Incompatible Changes in Cloudera Data Science Workbench 1.1.0

  • Upgrading from version 1.0.x to 1.1.x

    During the upgrade process, you will encounter incompatibilities between the two versions of cdsw.conf. This is because even though you are installing the latest RPM, your previous configuration settings in cdsw.conf will remain unchanged. Depending on the release you are upgrading from, you will need to modify cdsw.conf to ensure it passes the validation checks run by the 1.1.x release.

    Key changes to note:
    • JAVA_HOME is now a required parameter. Make sure you add JAVA_HOME to cdsw.conf before you start Cloudera Data Science Workbench.
    • Previous versions allowed MASTER_IP to be set to a DNS hostname. If you are still using a DNS hostname, switch to an IP address.
  • Python engine updated in version 1.1.x

    Version 1.1.x includes an updated base engine image for Python which no longer uses the deprecated pylab mode in Jupyter to import the numpy and matplotlib functions into the global scope. With version 1.1.x, engines will now use built-in functions like any rather than the pylab counterpart, numpy.any. As a result of this change, you might see certain behavioral changes and differences in results between the two versions.

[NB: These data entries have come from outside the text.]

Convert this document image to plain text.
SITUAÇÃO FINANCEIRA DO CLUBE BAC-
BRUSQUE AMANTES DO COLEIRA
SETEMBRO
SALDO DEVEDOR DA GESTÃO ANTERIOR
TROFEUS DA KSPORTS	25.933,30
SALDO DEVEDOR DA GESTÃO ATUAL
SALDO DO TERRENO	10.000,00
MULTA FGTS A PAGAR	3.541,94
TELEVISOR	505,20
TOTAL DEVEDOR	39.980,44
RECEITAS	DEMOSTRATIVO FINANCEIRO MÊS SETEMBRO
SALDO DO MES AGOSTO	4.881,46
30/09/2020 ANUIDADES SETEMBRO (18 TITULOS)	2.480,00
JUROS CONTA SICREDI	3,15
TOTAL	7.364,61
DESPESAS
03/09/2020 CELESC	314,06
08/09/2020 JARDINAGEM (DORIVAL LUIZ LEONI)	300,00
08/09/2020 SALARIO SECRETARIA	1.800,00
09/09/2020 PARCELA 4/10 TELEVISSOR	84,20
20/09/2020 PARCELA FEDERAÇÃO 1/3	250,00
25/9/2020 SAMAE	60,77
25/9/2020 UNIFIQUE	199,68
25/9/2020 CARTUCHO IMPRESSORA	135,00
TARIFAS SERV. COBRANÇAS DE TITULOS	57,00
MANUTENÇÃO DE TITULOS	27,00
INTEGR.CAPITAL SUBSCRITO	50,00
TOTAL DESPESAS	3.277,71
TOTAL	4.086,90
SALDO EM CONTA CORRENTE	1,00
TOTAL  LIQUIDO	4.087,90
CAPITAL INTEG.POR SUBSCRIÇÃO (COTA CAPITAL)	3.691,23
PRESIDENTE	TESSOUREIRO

    Also note that Python projects originally created with engine 1 will be running pandas version 0.19, and will not auto-upgrade to version 0.20 by simply selecting engine 2. You will also need to manually install version 0.20.1 of pandas when you launch a project session.

Known Issues and Limitations in Cloudera Data Science Workbench 1.1.0

For a list of known issues and limitations, refer the documentation for version 1.1.x at Cloudera Data Science Workbench 1.1.x.

Cloudera Data Science Workbench 1.0.1

This section lists the release notes for Cloudera Data Science Workbench 1.0.1. The documentation for version 1.0.x can be found at Cloudera Data Science Workbench 1.0.x.

Issues Fixed in Cloudera Data Science Workbench 1.0.1

  • Fixed a random port conflict that could prevent Scala engines from running.

  • Improved formatting of validation, and visibility of some errors.

  • Fixed an issue with Firefox that was resulting in duplicate jobs on job creation.

  • Removed the Mathjax external dependency on CDN.

  • Improved PATH and JAVA_HOME handling that previously broke Hadoop CLIs.

  • Fixed an issue with Java security policy files that caused Kerberos issues.

  • Fixed an issue that caused git clone to fail on some repositories.

  • Fixed an issue where updating LDAP admin settings deactivated the local fallback login.

  • Fixed an issue where bad LDAP configuration crashed the application.

  • Fixed an issue where job environmental variable settings did not persist.

Known Issues and Limitations in Cloudera Data Science Workbench 1.0.x

For a list of known issues and limitations, refer the documentation for version 1.0.x at Cloudera Data Science Workbench 1.0.x.

Cloudera Data Science Workbench 1.0.0

Version 1.0 represents the first generally available (GA) release of Cloudera Data Science Workbench. For information about the main features and benefits of Cloudera Data Science Workbench, as well as an architectural overview of the product, see Cloudera Data Science Workbench Overview.